Wahid hopes the Hajj ride will be a chance for people to relive the spirit of the pilgrimage, that forms one of the five pillars of Islam.
Muslim pilgrims on Hajj in 1953, gathering around the Kaaba, in the holy city of Mecca (AFP)
He also hopes the ride will help encourage Muslims to take up cycling and get fit.
"Not that many Muslims are into cycling, so we are trying to show them that this is something fun and that you can spend time with friends and build a real bond with them," he said.
"And for the non-Muslims, we hope the Hajj ride shows that we are not boring people and that we are more than just beards and like to have fun."
'This ride is our way of giving back to people like him and countless others who are suffering'
- Abdul Wahid
For Wahid and Uddin, this will be the first time they will be undertaking the Hajj pilgrimage, which is required by every Muslim to be completed once in their lifetime.
"The ultimate reason, besides raising awareness about the plight of the Syrian people, is to fulfil the fifth pillar of Islam, which is Hajj," said Wahid.

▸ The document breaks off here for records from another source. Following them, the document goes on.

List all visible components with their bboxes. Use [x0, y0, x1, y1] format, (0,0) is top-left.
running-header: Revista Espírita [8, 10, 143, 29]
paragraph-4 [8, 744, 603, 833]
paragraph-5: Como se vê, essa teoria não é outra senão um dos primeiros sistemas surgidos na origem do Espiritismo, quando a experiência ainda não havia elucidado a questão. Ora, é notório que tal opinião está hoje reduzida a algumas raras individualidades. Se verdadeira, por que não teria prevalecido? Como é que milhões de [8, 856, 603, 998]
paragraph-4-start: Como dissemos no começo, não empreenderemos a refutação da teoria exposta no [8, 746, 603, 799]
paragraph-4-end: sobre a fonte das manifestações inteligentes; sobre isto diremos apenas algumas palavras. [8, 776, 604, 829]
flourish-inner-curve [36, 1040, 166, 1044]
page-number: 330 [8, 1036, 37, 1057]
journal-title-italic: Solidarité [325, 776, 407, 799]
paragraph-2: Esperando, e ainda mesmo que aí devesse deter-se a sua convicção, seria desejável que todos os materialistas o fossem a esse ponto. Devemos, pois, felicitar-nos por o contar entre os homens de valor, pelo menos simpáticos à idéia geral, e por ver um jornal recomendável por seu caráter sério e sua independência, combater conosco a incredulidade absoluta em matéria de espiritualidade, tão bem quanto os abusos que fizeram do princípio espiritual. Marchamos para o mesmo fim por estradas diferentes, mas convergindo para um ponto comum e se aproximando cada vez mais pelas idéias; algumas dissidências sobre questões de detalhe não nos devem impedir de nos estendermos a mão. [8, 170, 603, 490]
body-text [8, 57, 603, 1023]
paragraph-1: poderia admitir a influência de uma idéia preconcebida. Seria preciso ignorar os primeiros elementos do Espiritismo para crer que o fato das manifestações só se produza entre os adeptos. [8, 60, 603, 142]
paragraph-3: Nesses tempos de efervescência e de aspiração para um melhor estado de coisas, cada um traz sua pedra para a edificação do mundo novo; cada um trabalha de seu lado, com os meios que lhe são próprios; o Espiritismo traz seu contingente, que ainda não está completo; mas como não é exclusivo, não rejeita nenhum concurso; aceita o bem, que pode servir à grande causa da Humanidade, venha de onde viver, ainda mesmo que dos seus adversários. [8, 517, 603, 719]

Although they concede they might need to rest when they first arrive in Saudi Arabia, they are committed to fully completing the Hajj.
"The moment I get to Medina, I will most probably rest for two days and then focus completely on finishing the Hajj by putting the journey and everything else behind me to fulfil this obligation," said Wahid.
With tears in his eyes, Abdul Wahid looked into the distance.
"That old man gave me all his food without knowing we were there to bring aid to him. This ride is our way of giving back to people like him and countless others who are suffering."